Sören74 hat geschrieben:(29 May 2019, 16:34)
Es ist vermutlich Dein persönliches Glück, dass Du das nie am eigenen Leib erlebt hast. Als jemand, der solche organisierten Jubelfeiern erleben und mitmachen musste, muss ich ehrlich sagen, dass dieser Vergleich so ziemlich an den Haaren herbeigezogen ist. Es ist kein gesellschaftlich verordnenter Freudentaumel, wenn Zeitungen und Parteien sich damals positiv über die Ereignisse geäußert haben. Es kann natürlich auch sein, dass Dir die Bedeutung von "Verordnen" nicht wirklich bewusst ist und mit welchen harten Folgen man wirklich rechnen musste, wenn man dem nicht nachkam. Da hilft es durchaus, in zwei verschiedenen Gesellschaftsformen aufgewachsen zu sein.

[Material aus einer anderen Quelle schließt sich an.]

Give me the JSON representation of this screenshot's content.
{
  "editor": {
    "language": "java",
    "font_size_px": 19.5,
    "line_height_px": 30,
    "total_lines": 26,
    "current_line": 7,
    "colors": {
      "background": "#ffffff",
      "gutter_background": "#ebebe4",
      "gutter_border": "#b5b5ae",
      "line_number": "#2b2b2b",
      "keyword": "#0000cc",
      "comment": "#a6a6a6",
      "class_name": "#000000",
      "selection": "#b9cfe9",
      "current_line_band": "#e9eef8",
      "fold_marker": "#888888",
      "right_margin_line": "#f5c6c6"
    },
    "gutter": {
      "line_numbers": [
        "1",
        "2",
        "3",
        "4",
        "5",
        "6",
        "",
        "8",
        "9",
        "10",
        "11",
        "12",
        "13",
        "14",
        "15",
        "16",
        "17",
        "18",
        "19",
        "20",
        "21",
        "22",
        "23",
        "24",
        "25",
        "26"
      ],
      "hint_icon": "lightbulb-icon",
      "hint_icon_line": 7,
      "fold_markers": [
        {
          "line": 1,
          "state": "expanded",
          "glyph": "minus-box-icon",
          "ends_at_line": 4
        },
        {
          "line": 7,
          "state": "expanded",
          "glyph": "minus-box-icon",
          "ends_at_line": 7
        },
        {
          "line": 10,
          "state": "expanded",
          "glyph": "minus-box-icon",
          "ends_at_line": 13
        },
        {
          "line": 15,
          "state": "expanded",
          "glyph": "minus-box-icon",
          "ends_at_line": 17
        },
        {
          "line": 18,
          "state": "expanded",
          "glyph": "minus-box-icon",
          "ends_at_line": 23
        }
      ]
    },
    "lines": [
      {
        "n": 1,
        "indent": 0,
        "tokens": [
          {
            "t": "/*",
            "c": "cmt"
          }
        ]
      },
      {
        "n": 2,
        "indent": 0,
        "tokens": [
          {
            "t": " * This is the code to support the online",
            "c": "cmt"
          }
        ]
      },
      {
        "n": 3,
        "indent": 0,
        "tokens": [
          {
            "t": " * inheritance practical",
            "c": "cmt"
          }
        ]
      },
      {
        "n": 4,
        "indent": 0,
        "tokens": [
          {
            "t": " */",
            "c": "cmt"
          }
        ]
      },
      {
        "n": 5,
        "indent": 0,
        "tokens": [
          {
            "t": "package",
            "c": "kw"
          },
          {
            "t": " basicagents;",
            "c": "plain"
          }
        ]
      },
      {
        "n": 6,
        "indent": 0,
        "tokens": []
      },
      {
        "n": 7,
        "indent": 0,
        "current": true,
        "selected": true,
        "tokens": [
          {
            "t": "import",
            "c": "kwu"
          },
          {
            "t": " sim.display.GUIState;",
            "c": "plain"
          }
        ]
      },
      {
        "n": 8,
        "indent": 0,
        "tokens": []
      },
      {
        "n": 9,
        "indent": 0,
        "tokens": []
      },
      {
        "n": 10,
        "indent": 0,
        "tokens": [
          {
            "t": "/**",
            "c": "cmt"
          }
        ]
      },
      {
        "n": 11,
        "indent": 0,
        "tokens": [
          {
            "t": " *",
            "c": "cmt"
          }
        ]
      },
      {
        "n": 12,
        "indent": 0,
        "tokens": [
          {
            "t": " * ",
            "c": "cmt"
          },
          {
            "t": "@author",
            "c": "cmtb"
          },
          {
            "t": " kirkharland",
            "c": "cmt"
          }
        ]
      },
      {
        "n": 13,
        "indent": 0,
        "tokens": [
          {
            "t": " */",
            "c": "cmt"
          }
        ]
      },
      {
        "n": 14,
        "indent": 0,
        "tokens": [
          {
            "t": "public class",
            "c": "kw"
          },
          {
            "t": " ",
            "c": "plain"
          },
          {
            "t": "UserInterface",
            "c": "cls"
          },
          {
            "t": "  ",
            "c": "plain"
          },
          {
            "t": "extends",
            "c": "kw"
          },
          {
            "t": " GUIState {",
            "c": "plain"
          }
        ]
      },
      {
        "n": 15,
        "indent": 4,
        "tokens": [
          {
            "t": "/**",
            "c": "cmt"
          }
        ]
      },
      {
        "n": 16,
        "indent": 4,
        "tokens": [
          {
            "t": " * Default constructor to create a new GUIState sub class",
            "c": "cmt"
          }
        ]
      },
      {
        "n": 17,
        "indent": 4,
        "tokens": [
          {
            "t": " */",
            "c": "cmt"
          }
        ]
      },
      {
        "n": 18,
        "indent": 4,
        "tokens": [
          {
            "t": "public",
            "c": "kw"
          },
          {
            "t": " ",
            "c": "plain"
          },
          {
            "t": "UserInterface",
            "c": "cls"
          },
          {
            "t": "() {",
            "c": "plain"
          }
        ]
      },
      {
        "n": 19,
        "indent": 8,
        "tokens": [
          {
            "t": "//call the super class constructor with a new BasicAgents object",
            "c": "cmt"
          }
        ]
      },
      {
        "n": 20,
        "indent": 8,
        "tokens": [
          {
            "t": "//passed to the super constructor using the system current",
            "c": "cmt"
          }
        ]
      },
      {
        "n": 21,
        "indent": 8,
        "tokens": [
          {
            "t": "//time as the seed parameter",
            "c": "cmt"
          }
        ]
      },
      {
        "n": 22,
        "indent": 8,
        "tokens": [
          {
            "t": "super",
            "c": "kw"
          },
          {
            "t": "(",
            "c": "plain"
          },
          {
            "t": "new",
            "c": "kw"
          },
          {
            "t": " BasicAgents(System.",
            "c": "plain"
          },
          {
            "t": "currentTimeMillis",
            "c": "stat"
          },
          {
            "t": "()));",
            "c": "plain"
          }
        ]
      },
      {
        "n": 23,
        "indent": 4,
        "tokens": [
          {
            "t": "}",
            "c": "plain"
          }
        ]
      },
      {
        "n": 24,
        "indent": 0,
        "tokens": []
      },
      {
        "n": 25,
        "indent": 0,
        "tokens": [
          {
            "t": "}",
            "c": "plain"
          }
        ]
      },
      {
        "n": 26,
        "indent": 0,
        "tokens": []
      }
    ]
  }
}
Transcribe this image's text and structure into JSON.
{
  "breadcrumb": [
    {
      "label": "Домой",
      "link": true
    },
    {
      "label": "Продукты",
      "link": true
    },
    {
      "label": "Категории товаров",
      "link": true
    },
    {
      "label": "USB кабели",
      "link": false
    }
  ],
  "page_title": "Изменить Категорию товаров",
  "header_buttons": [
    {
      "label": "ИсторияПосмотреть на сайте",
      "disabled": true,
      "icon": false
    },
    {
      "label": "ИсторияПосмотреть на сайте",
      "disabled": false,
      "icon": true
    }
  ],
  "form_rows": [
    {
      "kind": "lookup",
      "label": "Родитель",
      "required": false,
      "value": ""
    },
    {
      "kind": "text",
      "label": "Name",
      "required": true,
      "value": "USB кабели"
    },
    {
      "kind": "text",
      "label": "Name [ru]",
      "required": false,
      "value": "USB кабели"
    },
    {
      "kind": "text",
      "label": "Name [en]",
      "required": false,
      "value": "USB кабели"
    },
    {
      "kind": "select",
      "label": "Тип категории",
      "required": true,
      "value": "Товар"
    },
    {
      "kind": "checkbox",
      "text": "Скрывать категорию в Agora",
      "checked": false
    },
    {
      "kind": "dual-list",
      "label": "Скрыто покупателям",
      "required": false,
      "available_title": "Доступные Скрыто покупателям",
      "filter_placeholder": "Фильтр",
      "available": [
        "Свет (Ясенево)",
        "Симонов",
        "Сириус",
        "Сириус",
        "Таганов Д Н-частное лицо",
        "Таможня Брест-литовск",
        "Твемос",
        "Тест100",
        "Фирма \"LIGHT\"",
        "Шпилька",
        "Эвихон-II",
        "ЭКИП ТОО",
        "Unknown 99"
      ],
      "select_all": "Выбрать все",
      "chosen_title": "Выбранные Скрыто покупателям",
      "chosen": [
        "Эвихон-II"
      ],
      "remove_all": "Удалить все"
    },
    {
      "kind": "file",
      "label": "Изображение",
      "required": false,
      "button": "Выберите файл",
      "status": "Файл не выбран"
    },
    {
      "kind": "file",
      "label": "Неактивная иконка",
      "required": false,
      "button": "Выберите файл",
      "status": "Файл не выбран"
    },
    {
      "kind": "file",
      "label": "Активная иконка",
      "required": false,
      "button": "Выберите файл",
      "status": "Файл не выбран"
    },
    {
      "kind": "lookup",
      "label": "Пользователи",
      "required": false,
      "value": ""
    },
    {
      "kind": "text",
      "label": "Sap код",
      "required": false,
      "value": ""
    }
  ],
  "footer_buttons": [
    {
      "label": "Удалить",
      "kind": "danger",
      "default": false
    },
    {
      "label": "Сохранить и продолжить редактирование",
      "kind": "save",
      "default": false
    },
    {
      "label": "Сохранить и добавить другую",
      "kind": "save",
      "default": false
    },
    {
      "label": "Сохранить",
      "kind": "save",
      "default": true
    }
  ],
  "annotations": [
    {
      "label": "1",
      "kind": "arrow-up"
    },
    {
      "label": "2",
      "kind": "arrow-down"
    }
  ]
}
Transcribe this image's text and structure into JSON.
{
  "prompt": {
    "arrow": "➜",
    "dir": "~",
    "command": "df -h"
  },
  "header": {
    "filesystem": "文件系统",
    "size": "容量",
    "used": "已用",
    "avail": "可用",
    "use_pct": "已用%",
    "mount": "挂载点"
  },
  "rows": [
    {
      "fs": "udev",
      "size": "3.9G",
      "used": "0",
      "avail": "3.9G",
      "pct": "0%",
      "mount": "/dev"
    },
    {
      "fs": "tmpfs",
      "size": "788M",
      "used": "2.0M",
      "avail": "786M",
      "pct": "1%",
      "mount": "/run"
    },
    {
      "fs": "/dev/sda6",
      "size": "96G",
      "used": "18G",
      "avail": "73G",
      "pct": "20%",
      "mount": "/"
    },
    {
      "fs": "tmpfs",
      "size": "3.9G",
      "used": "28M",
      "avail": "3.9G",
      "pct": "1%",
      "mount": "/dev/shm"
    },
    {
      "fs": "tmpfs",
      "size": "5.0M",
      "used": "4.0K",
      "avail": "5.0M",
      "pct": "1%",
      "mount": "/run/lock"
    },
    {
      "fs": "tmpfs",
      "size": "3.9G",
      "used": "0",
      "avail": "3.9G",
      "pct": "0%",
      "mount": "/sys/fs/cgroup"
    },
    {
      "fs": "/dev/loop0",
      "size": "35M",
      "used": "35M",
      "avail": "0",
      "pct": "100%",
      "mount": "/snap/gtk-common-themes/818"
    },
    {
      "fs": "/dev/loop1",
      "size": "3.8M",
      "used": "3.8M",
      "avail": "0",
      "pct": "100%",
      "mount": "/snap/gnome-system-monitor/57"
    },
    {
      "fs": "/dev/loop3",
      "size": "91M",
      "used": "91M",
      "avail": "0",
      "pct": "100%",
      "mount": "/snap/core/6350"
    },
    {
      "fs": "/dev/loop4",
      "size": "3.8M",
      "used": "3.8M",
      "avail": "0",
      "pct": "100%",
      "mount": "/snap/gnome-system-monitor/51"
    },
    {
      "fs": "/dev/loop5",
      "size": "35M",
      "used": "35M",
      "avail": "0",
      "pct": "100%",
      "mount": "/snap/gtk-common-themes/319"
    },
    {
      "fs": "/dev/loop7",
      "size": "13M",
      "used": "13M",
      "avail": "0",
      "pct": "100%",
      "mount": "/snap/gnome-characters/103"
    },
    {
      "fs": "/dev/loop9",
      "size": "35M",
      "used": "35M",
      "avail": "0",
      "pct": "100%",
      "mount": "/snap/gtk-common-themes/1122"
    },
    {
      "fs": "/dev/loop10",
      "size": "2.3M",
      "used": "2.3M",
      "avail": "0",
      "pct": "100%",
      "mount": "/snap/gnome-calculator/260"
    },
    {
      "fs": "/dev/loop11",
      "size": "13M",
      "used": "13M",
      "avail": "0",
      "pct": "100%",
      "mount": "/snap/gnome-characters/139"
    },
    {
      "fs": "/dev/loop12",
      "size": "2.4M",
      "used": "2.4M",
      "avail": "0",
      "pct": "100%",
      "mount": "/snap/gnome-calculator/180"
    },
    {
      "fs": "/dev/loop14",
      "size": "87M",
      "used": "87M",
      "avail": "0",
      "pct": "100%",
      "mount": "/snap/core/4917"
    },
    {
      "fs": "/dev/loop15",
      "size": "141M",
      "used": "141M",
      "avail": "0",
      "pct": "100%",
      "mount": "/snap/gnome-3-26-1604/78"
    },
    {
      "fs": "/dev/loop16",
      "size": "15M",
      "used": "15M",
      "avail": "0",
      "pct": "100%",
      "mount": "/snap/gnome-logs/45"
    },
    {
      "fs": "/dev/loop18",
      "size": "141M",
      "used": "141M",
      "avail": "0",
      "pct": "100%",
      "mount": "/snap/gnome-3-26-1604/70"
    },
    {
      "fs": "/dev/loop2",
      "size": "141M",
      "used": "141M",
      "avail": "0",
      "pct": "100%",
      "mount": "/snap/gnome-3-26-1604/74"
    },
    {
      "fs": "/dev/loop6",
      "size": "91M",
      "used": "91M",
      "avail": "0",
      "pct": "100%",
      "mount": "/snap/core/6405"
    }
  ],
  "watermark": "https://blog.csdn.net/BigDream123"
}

Ja, dieses Erleben zweier Gesellschaftssysteme kann auf alle Fälle nicht schaden. Aber das mit den "verordneten Jubelfeiern" in der DDR sehe ich ein wenig anders. Gerade in der Zeit um Glasnost und Perestroika herum hat sich doch keiner mehr zu irgendsoner Demo oder Jubel-Veranstaltung zwingen lassen. Bin nie hin zu sowas. Und vorher auch nicht. Die haben zwar mal kurz gefragt an der Uni und später auf Arbeit, naaa, wo warste denn am 1. Mai, aber dass man da Ärger gekriegt hat, wenn man nicht hinging, kann ich nicht bestätigen. Das war vielleicht auch von Betrieb zu Betrieb unterschiedlich und anders. Manche Betriebe sollen ja sogar Schmiergeld (5 Mark) an die Kollegen ausgegeben haben, damit die zur Maidemo gehen. Hab ich selbst nie erlebt und wenn man die Leute konkret und persönlich fragte, na, hast du auch Demo-Geld gekriegt, sagten sie, nein, das muss woanders gewesen sein. Das kannte man immer nur vom Hörensagen. Ich weiß, gleich springen wieder einige im Dreieck, wenn ich sowas sage: Aber ich persönlich hab da keinen Zwang erlebt. Im Gegenteil: Meine Kollegen und ich haben uns an den Kopf gegriffen, gelacht und gesagt, die mit ihrem Mist, nee, muss nicht sein. Wir gingen nur manchmal ganz gerne und sogar freiwillig zu sowas, weil wir da zusammen waren und wussten, dass wir hinterher mörderisch einen draufmachen konnten in einem Klub. Das, was da palavert wurde von den Oberen, hat keine Sau interessiert. Aber dass es natürlich viele Jubelfeiern von Staat und Partei zu allen möglichen Anlässen gab, das steht außer Frage. Und die waren alle bescheuert und hohl. Hingehen hat man nicht gemusst. Was aber die flachen und oberflächlichen Sonntagsreden anbelangt, die gibt es auch heute zur Genüge. Ich erinnere nur an die jährlichen offiziellen Einheitstagsfeiern mit ihren diversen Reden, wo nie erwähnt wird, welche gravierenden Probleme es bis heute mit dem "Zusammenwachsen" gibt. Alles Friede, Freude, Eierkuchen.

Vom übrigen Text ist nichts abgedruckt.